Partner of the firm and he died. Absolutely no evidence is

forthcoming to establish that the firm has been reconstituted by

inducting the appellants, who are the legal heirs of the deceased

partner. What was pleaded in the plaint was that prior to the

death of the father of the appellants itself, the firm had become

defunct. But to establish the said factum also no evidence is

available. However, in the absence of any evidence regarding

induction of appellants into the firm and non-functioning of the

firm, the only probability is that the firm, with its existing

partners who are the 1st plaintiff and 1st defendant is continuing.

Ext.A1 also provides for the manner in which the profits and the

liabilities of the firm are shared by it's partners.

13. The appellants did not raise any dispute on the liability

of the firm towards the Bank. The Bank proceeded against the

appellants, being the legal heirs of the deceased Managing Partner

of the firm, who were represented by their legal guardian, in view

of their status as minors. Therefore, the appellants cannot

plead ignorance of the settlement effected by the 2 nd plaintiff

with the Bank. For that reason itself, the contention on lack of

participation in settlement will fail. It is pertinent to note that

evenafter attaining the age of majority no challenge was raised

against the settlement arrived at in the O.A.

14. As rightly pointed out by the learned counsel for the

respondents, the juncture of the firm is not necessary in a suit

for realistaion of the proportionate share of money paid by the

plaintiffs in discharge of the liability of the partners to the

Bank, towards the loans availed therefrom. The firm being not a

party to the suit, the argument that the suit is barred under

Section 69 of the Indian Partnership Act also fails.

15. The order allegedly passed by the Debt Recovery

Tribunal in O.A.No.54/2008, was not produced before the court

below. Evenif such an order was passed by the Debt Recovery

Tribunal that would only be confined to the proceedings therein

and not to the suit on hand, which was filed strictly for

realistaion of the money in terms of the liability, the father of

the appellant had towards the 4 th defendant, and already

discharged by the plaintiffs, who are partners of the firm as well

as guarantors to the loan transaction. Since they have

discharged the entire liability to the 4th respondent, including

that of the father of defendants 2 and 3, they are entitled to get

the proportionate share, in terms of money, realised therefrom.
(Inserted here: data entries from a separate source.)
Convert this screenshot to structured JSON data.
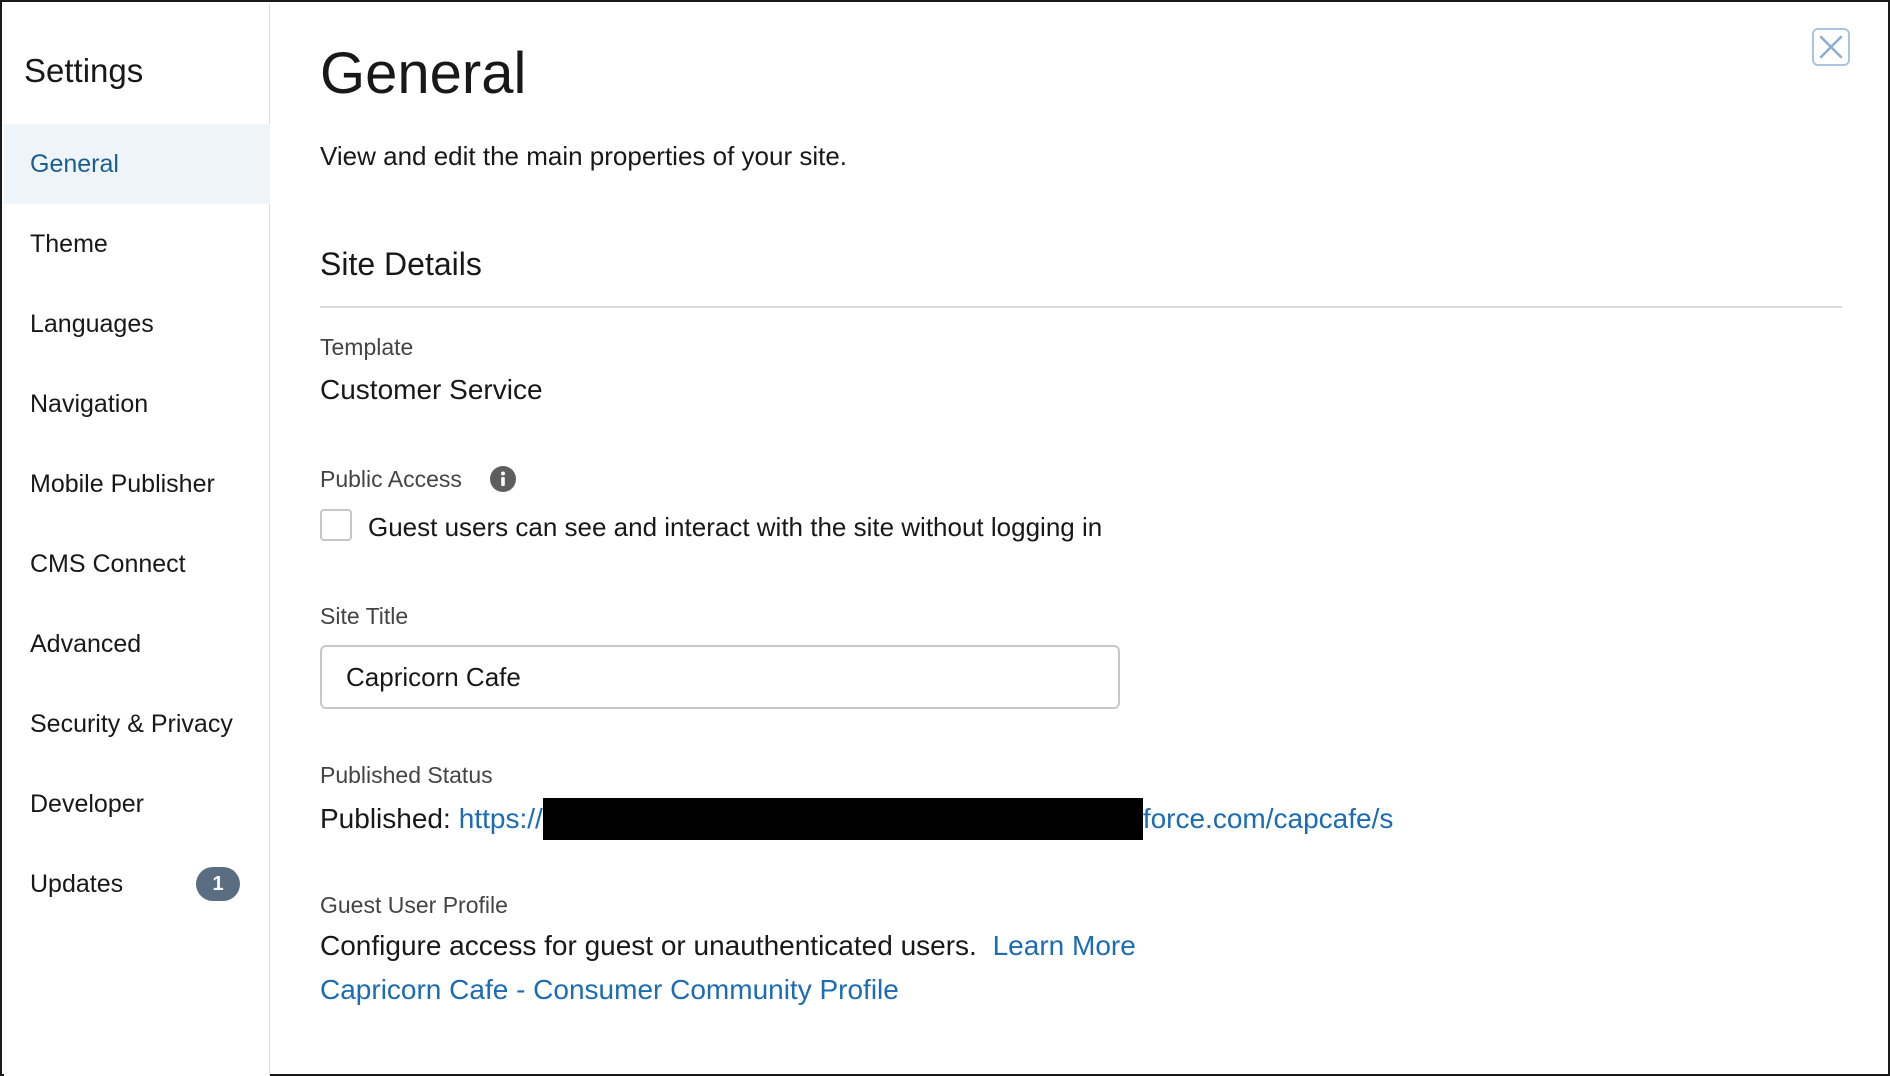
{
  "sidebar": {
    "title": "Settings",
    "items": [
      {
        "label": "General"
      },
      {
        "label": "Theme"
      },
      {
        "label": "Languages"
      },
      {
        "label": "Navigation"
      },
      {
        "label": "Mobile Publisher"
      },
      {
        "label": "CMS Connect"
      },
      {
        "label": "Advanced"
      },
      {
        "label": "Security & Privacy"
      },
      {
        "label": "Developer"
      },
      {
        "label": "Updates",
        "badge": "1"
      }
    ],
    "active_item": "General"
  },
  "close_icon": "close-icon",
  "main": {
    "title": "General",
    "description": "View and edit the main properties of your site.",
    "section_title": "Site Details",
    "template": {
      "label": "Template",
      "value": "Customer Service"
    },
    "public_access": {
      "label": "Public Access",
      "info_icon": "info-icon",
      "checkbox_label": "Guest users can see and interact with the site without logging in",
      "checked": false
    },
    "site_title": {
      "label": "Site Title",
      "value": "Capricorn Cafe"
    },
    "published_status": {
      "label": "Published Status",
      "prefix": "Published:",
      "url_start": "https://",
      "url_end": "force.com/capcafe/s"
    },
    "guest_user_profile": {
      "label": "Guest User Profile",
      "description": "Configure access for guest or unauthenticated users.",
      "learn_more": "Learn More",
      "profile_link": "Capricorn Cafe - Consumer Community Profile"
    }
  },
  "colors": {
    "accent_link": "#1b6cb5",
    "active_nav_bg": "#eef4f8",
    "active_nav_text": "#1b5f8f",
    "badge_bg": "#5b6d80"
  }
}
Therefore, even if an order referred to above is passed in the

O.A, it has no relevance in the context of the case on hand. The

order referred to was not placed on record also. In the said

circumstances, the said argument is repelled.

16. The fact that plaintiffs discharged the liability of the

firm towards the Bank is also not in dispute. Ext.A2 marked by

plaintiffs in evidence would convince that any liability is not

outstanding from the firm to the 4th defendant. It is also an

undisputed factum that the 1 st plaintiff, 1st defendant and

Sri.Gigi K George who is the father of defendants 2 and 3 are

the three partners of the firm and as stipulated in Ext.A1,

liability of each of them, is in the proportion

33.34%:33.33%:33.33%.

17. Ext.B1 is a copy of the request made by the 4 th

respondent before the Debt Recovery Tribunal seeking to

proceed against the immovable properties. When the above

request was made, to save the property mortgaged from sale

that the plaintiffs, one of the principal debtor and guarantor

have proceeded to clear off the whole liability. When the entire

liability of the firm stands discharged by plaintiffs as evidenced

from Ext.A2, and as stipulated in Ext.A1, they are entitled to

realise the proportionate share of the liability of other partners

in cash. Admittedly, the plaintiffs reserve their right to realise

the proportionate share from the other partner. The plaintiffs

proceeded to realise the proportionate share of liability, from

defendants 2 and 3 being the legal heirs of one of the partners

who is no more. The suit was filed for the purpose and the

court below has decreed it. It has also found correctly that the

liability of defendants 2 and 3 is limited to the extent they

inherit the assets of their father. The court below is perfectly

justified in doing so.

Appeal fails for the reasons and is dismissed with costs.